Elric to Rescue Tanelorn - Michael Moorcock [63]
They caught glimpses of their pursuers—things of legend. Offspring of Cerberus, the three-headed dog which guarded the gates of Hades—dogs with the tails of serpents and with snakes twining round their necks, great, flat, hideous-eyed heads and huge teeth.
The huntsmen rode on the progeny of Pegasus, winged horses which skimmed over the ground, white and beautiful, fast as the North Wind.
And on the backs of the horses—the huntsmen. The grinning shades of dead villains, spewed from Hades to do Ahriman’s work. Beside them loped the leopard-women, the Maenades, worshippers of Bacchus.
Behind all these came a screaming multitude of ghouls, demons and were-beasts, released from the depths of Hell.
For two weeks they had been thus pursued and Simon and Camilla were well aware that they could have been caught many times. Ahriman—as he had threatened—was sporting with them.

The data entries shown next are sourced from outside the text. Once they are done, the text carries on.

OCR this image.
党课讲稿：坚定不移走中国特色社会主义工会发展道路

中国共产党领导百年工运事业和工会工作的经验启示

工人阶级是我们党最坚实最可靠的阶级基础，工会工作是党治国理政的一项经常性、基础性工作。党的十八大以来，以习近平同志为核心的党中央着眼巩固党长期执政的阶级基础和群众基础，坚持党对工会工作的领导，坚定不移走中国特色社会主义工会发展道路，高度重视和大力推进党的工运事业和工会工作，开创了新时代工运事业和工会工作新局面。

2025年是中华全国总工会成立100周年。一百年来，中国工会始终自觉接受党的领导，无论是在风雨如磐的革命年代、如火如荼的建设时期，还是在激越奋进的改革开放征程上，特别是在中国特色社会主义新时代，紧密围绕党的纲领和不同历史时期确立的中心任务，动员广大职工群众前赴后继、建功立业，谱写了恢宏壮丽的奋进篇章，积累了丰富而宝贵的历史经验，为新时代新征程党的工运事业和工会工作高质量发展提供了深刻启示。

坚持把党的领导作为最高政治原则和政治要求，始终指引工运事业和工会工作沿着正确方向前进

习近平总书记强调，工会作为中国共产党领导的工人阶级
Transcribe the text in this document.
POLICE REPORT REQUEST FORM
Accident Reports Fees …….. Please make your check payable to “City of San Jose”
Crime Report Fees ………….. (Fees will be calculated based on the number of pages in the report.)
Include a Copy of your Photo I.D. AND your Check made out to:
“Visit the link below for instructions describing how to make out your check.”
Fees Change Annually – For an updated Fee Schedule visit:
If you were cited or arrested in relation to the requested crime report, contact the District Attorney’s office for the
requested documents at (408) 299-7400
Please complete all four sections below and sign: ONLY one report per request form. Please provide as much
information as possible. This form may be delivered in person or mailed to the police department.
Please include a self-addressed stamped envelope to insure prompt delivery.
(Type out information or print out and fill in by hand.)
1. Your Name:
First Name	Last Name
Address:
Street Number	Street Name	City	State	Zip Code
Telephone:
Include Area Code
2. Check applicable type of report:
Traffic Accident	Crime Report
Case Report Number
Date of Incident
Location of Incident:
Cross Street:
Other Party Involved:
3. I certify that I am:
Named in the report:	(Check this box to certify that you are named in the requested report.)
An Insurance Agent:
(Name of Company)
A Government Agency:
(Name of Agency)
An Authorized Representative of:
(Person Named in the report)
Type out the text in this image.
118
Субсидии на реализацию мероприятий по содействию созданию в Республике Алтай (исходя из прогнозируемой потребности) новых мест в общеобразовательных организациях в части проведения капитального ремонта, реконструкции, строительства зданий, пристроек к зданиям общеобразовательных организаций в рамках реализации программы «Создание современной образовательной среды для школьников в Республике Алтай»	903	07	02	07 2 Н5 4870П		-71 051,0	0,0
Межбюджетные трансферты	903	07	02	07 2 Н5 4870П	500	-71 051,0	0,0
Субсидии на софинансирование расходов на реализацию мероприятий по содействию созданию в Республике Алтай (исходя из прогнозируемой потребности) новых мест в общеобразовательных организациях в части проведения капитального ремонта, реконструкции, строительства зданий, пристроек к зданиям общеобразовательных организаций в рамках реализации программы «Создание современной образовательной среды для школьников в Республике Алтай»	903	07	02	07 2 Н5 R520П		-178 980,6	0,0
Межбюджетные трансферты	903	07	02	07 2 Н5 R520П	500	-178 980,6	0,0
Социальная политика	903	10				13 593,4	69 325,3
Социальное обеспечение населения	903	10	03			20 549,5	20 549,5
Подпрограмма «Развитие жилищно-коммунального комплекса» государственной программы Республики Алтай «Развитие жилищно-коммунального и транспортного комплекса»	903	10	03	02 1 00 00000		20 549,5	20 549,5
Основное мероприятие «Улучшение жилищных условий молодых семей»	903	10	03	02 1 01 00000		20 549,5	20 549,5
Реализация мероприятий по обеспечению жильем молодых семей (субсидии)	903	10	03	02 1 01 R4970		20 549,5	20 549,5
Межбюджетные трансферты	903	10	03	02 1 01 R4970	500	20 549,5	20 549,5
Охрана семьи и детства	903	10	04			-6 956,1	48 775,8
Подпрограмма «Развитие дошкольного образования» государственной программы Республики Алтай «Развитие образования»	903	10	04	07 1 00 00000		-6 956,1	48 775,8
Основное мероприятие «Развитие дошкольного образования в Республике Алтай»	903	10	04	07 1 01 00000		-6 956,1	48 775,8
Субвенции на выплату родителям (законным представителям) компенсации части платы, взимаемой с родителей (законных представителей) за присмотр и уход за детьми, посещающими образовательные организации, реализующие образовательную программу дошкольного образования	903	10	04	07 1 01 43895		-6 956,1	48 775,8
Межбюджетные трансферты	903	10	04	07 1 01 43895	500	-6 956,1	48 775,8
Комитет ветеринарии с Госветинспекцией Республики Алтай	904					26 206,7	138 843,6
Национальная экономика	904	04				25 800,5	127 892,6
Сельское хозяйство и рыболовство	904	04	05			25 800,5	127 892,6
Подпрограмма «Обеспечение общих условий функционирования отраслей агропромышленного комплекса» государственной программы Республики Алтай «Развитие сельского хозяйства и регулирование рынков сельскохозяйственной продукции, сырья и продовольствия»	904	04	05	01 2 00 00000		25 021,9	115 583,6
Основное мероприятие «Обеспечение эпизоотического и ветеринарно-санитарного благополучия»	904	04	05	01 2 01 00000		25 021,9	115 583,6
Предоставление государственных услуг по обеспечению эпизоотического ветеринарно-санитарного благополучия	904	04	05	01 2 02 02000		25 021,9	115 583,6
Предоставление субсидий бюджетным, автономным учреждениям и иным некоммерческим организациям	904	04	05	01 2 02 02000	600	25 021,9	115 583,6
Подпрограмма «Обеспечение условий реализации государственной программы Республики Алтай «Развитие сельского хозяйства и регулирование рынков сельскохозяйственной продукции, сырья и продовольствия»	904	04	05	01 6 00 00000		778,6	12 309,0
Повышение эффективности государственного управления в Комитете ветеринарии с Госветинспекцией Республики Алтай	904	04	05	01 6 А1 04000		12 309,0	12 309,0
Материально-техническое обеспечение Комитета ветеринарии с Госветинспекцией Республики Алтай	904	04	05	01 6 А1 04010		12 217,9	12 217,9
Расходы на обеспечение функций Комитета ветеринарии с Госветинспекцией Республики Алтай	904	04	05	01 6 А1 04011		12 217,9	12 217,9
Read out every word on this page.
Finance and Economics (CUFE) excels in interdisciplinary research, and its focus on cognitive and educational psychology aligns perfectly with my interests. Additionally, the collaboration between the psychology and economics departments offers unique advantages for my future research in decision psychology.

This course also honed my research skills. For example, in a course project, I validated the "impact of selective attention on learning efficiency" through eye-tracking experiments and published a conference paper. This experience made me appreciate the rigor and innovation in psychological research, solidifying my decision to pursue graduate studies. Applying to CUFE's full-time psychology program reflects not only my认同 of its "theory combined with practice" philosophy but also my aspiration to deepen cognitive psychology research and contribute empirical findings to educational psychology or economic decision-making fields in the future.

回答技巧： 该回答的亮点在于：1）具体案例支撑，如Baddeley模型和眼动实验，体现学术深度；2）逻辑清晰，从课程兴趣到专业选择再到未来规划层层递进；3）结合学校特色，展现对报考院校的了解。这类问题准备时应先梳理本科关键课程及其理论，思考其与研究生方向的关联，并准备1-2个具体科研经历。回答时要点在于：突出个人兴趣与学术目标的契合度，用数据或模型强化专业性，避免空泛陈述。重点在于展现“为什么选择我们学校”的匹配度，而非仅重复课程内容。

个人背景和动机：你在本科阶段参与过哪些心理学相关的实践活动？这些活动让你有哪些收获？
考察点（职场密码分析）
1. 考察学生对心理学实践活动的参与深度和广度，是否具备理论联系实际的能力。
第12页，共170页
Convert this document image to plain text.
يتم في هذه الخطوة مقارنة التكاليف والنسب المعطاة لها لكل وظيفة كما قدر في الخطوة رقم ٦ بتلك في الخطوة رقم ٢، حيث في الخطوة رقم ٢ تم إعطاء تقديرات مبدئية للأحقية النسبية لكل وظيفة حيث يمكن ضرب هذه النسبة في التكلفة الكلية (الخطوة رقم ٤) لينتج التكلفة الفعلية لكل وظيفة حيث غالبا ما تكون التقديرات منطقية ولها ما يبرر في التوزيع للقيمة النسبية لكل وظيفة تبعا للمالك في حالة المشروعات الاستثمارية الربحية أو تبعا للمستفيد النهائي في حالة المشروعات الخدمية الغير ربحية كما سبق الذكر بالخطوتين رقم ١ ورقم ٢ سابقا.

But still they pushed their horses onwards until they had reached the Bosphorus, hired a boat and were on the open sea.
Then came the new phantoms to haunt them. Sea-shapes, rearing reptilian monsters, things with blazing eyes which swam just beneath the surface and occasionally put clawed hands on the sides of the boat.
Simon realized at last that all this was calculated to torment them and drive them mad, to give in to Ahriman’s evil will.
Camilla, Simon could see, was already beginning to weaken. But he kept tight hold of sanity—and his purpose. Whether the Fates wished it or not, he knew what he must do, had taken upon himself a mission. He refused to attend to anything but that—and his strength aided Camilla.
Soon, Simon knew, the Evil One would realize that he could not break his spirit—then they would be doomed for Ahriman had the power to snuff them out. He prayed to Ormuzd, in whom he now believed with a fervour stemming from his deep need of something to which he could cling, and prayed that he might have a little more time—time to get to Babylon and do what he had taken upon himself to do.
Over the barren plains of Asia Minor they rode and all the nights of their journey the wild huntsmen screamed in their wake until Simon at least could turn sometimes and laugh at them, taunting them with words which were half-mad ravings.
He had little time, he knew.
One night, while great clouds loomed across the sky, they lost their way.
Simon had planned to follow the Euphrates on the banks of which was built Babylon, but in the confusion of the shrieking night he lost his way and it was not until the following morning that they sighted a river.
With relief, they rode towards it. The days were theirs—no phantoms came to torment them in the sunlight. Soon, Simon knew with a feeling of elation, they would be in Babylon with Abaris and the Magi to aid them against the hordes of Ahriman.
All day they rode, keeping to the cracked bed of the river, dried in the heat of the searing sun. When dusk came, Simon calculated, they should reach the outskirts of Babylon. Which was well, for their horses were by now gaunt skeletons, plodding and tripping in the river bed, and Camilla was swaying, pale and fainting, in the saddle.
The sun began to go down lividly on the horizon as they urged the weary horses forward and already in their ears they heard the faint howling of the Maenades, the insane howlings of Cerberus’s spawn. The nightmare of the nights was soon to begin again.
“Pray to Ormuzd that we reach the city in time,” Simon said wearily.
“Another such night and I fear my sanity will give way,” Camilla replied.
The howling, insensate cries of the Bacchae grew louder in their ears and, turning in the saddle, Simon saw behind him the dim shapes of their pursuers—shapes which grew stronger with the deepening darkness.
They turned the bend in the river and the shape of a city loomed ahead.
But then, as they drew closer, Simon’s heart fell.
This desolate, jagged ruin, this vast and deserted place was not Babylon! This city was dead—a place where a man, also, might die.